Please help understand. I'm reading the documentation sktime WindowSummarizer with exogenous features and y lags example.
import pandas as pd
from sktime.transformations.series.summarize import WindowSummarizer
from sktime.datasets import load_airline, load_longley
from sktime.forecasting.naive import NaiveForecaster
from sktime.forecasting.base import ForecastingHorizon
from sktime.forecasting.compose import ForecastingPipeline
from sktime.forecasting.model_selection import temporal_train_test_split
y = load_airline()
kwargs = {
"lag_feature": {
"lag": [1],
"mean": [[1, 3], [3, 6]],
"std": [[1, 4]],
}
}
Z_train = pd.concat([X_train, y_train], axis=1)
Z_test = pd.concat([X_test, y_test], axis=1)

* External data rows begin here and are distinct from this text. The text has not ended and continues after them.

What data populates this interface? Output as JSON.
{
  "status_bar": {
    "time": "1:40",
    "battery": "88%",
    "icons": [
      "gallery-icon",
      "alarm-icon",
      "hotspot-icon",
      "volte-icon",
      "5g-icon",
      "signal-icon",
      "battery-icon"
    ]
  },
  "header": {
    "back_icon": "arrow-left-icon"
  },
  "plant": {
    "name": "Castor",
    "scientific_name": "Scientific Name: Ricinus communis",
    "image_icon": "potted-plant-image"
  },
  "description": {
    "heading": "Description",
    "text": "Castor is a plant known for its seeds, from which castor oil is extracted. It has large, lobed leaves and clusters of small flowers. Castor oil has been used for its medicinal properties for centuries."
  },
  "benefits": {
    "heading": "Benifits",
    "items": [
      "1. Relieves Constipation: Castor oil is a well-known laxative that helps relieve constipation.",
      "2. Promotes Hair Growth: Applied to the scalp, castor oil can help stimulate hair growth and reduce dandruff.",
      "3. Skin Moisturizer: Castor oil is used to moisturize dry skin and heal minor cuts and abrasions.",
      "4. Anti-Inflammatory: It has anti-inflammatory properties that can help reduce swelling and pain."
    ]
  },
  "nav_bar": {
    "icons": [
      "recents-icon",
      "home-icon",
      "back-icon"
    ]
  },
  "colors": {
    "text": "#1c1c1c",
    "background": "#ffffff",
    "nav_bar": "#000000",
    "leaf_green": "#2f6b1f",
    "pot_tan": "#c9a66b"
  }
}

pipe = ForecastingPipeline(
steps=[
("a", WindowSummarizer(n_jobs=1, target_cols=["POP", "TOTEMP"])),
("b", WindowSummarizer(**kwargs, n_jobs=1, target_cols=["GNP"])),
("forecaster", NaiveForecaster(strategy="drift")),
]
)
pipe_return = pipe.fit(y_train, Z_train)
y_pred2 = pipe_return.predict(fh=fh, X=Z_test)
I have a few questions:
It works with test data if X features are available. However, for future dataset, do I need to add X future values?
I tried RecursiveTabularRegressionForecaster adding different constant values for X, but the y_pred values didn't change. Does this methodology recursively takes lags of X too?